A Tabela 30 mostra que as despesas decorrentes de demandas judiciais contra a União apresentam, de maneira geral, comportamento crescente, como percentual da despesa primária, desde 2014. No ano de 2022, tais despesas alcançaram o montante de R$ 58,7 bilhões, em termos nominais, correspondendo a 3,3% da despesa primária total do ano. Tabela 30 - Despesas Judiciais em relação à Despesa Primária Em R$ bilhões Despesa 2014 2015 2016 2017 2018 2019 2020 2021 2022 Ações Judiciais (Valores pagos)¹
18,8 26,1 30,3 31,7 36,5 41,3 50,3 54,9 58,7 Despesa Primária Total 1.046,5 1.164,5 1.249,4 1.279,0 1.351,8 1.441,8 1.947,2 1.614,7 1.802,0 Percentual da Despesa Primária Total 1,8% 2,2% 2,4% 2,5% 2,7% 2,9% 2,6% 3,4% 3,3% ¹ Valores pagos referem-se a todas as Despesas da União em cumprimento a sentenças judiciais. Fonte: AGU, PGFN, SEST, BCB. Elaboração: STN/MF.

4.1.2 Passivos Contingentes em Fase de Reconhecimento Para melhor compreensão do que são e da situação em que se encontram os passivos contingentes em fase de reconhecimento, optou-se por dividi-los em três grupos, sendo eles: 1. Dívidas decorrentes da extinção/dissolução de entidades da Administração Federal; 2. Dívidas diretas da União; e 3. Dívidas decorrentes do Fundo de Compensação de Variações Salariais – FCVS.

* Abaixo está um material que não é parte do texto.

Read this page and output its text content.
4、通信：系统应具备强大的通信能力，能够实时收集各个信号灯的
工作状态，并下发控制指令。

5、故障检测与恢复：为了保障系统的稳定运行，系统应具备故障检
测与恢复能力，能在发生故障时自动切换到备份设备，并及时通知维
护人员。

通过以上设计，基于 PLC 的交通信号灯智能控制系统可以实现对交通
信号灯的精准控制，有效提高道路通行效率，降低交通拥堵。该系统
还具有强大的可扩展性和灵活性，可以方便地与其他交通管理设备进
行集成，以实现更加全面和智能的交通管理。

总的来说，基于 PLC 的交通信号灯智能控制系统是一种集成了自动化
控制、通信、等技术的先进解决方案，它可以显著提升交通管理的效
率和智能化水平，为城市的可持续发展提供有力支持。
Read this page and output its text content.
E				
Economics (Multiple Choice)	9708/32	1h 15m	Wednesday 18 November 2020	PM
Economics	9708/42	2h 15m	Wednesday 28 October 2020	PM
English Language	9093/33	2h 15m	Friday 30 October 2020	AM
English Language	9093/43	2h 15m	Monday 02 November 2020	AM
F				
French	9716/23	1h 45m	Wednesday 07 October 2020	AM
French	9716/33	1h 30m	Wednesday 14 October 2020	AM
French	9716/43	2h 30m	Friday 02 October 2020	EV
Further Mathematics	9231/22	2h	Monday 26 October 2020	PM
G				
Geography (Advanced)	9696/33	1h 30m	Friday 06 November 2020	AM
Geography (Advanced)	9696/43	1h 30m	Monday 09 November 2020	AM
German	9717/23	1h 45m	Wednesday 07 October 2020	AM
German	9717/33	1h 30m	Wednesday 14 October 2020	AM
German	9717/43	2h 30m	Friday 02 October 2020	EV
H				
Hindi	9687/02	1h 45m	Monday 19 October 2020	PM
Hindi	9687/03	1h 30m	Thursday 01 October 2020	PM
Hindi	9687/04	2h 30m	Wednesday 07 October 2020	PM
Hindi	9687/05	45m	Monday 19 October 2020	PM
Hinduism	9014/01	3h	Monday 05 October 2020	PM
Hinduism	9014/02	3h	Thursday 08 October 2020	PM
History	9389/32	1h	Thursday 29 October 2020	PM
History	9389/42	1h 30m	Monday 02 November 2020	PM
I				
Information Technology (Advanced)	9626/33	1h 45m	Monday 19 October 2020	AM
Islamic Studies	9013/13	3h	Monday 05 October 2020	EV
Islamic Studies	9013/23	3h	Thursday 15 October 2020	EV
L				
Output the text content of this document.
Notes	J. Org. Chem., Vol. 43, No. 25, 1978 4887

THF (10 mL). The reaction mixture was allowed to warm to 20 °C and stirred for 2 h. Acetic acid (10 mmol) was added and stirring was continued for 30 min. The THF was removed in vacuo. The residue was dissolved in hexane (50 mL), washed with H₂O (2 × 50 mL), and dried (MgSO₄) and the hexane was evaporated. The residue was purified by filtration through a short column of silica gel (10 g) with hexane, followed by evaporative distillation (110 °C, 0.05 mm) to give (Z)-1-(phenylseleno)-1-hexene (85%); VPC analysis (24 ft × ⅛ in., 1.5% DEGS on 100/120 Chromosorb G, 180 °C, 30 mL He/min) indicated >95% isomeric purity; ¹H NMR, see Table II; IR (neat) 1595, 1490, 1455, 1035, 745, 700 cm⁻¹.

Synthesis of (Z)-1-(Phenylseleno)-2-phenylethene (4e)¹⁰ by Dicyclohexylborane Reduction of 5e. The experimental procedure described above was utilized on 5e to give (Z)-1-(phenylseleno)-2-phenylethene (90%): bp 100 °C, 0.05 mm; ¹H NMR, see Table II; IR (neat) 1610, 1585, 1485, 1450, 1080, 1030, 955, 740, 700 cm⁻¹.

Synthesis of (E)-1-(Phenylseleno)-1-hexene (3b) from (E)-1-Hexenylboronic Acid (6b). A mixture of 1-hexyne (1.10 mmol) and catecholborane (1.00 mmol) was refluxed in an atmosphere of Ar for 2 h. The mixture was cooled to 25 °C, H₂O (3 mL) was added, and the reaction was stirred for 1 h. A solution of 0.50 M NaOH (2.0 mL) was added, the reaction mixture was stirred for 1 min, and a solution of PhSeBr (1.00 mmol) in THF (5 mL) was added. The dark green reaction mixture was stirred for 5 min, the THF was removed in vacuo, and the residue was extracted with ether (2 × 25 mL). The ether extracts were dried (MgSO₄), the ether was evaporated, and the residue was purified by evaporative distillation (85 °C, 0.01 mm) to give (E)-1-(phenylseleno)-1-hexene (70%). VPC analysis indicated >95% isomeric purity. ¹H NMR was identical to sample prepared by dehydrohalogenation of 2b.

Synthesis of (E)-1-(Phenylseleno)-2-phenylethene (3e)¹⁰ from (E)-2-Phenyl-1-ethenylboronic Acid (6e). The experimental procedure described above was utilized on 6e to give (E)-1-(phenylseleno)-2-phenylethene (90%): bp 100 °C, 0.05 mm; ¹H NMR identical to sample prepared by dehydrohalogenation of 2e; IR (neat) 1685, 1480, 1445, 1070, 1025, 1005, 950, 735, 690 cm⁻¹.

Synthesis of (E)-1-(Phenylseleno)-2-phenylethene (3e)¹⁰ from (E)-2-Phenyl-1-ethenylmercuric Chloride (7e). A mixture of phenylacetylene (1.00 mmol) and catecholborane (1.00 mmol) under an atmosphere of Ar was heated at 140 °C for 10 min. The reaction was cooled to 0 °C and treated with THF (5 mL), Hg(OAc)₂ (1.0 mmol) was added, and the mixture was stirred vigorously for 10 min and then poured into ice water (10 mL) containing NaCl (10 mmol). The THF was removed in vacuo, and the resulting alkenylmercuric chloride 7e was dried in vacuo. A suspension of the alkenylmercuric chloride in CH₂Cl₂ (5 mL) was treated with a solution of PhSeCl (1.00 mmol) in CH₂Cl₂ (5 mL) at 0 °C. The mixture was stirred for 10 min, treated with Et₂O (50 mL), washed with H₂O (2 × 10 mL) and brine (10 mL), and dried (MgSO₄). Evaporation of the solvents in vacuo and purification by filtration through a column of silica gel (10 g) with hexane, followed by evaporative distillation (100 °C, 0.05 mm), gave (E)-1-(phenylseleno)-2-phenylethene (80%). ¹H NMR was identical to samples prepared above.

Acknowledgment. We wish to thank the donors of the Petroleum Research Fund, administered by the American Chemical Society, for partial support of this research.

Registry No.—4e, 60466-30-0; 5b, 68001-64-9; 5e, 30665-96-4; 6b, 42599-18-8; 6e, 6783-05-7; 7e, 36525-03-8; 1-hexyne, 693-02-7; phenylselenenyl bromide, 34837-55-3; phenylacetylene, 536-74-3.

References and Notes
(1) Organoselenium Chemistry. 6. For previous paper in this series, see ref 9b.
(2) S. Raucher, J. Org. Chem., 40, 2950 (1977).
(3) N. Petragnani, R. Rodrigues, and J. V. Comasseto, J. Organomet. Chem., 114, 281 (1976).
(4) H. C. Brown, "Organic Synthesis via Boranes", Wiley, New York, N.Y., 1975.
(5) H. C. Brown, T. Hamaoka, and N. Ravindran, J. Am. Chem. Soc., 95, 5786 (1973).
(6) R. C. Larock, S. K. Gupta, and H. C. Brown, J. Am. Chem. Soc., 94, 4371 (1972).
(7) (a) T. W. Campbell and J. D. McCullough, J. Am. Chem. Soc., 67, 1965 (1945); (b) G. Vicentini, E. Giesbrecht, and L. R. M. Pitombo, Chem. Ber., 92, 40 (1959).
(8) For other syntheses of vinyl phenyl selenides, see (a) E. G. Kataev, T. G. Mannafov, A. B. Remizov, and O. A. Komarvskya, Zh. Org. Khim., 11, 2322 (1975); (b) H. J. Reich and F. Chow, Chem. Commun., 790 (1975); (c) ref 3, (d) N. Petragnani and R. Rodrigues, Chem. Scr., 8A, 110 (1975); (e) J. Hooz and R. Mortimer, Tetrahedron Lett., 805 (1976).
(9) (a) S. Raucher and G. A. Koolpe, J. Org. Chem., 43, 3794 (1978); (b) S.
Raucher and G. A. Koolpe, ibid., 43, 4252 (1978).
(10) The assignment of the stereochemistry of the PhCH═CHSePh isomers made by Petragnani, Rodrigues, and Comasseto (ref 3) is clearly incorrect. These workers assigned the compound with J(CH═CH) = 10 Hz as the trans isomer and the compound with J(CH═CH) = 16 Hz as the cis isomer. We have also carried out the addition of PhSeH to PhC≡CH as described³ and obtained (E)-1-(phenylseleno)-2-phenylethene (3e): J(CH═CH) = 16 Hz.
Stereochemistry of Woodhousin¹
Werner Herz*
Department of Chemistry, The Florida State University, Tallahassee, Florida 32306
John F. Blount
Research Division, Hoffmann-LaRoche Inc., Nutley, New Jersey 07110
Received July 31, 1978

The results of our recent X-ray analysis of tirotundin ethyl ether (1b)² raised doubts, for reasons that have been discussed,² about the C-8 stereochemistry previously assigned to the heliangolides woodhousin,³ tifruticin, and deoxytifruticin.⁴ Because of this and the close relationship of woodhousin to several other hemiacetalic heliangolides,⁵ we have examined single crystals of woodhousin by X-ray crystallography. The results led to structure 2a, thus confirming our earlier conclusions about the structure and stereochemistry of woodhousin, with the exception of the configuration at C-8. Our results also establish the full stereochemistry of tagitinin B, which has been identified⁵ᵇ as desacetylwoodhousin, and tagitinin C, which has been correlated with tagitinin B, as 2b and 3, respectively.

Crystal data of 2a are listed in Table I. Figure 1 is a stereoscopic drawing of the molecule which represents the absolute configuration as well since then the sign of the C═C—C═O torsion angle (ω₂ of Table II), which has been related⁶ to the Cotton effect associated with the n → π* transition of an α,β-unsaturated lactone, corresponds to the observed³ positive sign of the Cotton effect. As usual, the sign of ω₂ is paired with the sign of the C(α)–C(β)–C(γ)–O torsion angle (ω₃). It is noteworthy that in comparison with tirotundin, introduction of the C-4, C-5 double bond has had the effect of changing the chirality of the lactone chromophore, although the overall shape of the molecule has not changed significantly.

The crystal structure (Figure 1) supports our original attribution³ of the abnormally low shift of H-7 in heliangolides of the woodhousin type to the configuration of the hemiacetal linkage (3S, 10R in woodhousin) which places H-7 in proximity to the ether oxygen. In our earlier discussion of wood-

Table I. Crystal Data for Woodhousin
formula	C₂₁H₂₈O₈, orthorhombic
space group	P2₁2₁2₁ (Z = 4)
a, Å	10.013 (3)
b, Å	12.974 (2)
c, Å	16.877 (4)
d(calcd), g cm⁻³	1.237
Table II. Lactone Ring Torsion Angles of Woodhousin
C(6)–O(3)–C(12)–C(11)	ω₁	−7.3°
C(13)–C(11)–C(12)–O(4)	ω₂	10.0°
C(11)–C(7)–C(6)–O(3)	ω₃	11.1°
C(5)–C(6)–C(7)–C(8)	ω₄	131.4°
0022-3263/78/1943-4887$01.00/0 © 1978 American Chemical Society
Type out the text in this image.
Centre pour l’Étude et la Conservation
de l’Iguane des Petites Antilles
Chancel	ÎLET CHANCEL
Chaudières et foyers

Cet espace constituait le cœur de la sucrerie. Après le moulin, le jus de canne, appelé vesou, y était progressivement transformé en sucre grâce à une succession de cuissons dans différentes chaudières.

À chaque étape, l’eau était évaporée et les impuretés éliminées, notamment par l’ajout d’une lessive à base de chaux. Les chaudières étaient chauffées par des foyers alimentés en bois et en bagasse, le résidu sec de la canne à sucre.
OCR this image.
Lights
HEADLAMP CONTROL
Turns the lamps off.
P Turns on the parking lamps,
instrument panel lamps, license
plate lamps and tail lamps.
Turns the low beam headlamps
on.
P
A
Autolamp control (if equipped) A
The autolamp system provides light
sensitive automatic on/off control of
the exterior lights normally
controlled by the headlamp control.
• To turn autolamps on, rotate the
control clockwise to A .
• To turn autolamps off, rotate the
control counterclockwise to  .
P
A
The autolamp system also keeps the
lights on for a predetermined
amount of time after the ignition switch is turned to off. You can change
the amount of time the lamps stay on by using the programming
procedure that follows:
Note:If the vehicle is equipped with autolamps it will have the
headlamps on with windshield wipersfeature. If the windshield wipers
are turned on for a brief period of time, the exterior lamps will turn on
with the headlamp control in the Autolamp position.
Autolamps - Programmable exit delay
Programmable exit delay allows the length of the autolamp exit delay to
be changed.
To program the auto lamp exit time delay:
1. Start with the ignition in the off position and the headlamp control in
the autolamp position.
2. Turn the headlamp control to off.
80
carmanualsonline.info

Dívidas Decorrentes da Extinção/Dissolução de Entidades da Administração Pública Federal Por força da Lei nº 8.029, de 12 de abril de 1990, e de outras leis específicas que extinguiram entidades da Administração Pública Federal, a União sucedeu tais entidades em seus direitos e obrigações decorrentes de norma legal, ato administrativo ou contrato. Dessa forma, neste grupo, encontram-se os compromissos assumidos pela União em virtude da extinção/dissolução de autarquias/empresas, como, por exemplo: Empresas Nucleares Brasileiras S/A – Nuclebrás, Rede Ferroviária Federal S/A – RFFSA, Centrais de Abastecimento do Amazonas – CEASA/AM e Petrobrás Mineração S/A – Petromisa. Dívidas Diretas da União 64 As dívidas de responsabilidade direta da União originam-se de variados eventos. Dentre esses, podem-se destacar dois: (i) a Constituição de 1988 que determinou a criação dos Estados de Roraima, Amapá e Tocantins, livres dos compromissos decorrentes dos investimentos feitos nos respectivos territórios, que foram atribuídos à União; e (ii) dispositivos legais que autorizaram as instituições financeiras federais a prestar auxílio financeiro, ou participar de alguma política pública, com o compromisso de posterior ressarcimento, pela União. Dívidas Decorrentes do Fundo de Compensação de Variações Salariais (FCVS)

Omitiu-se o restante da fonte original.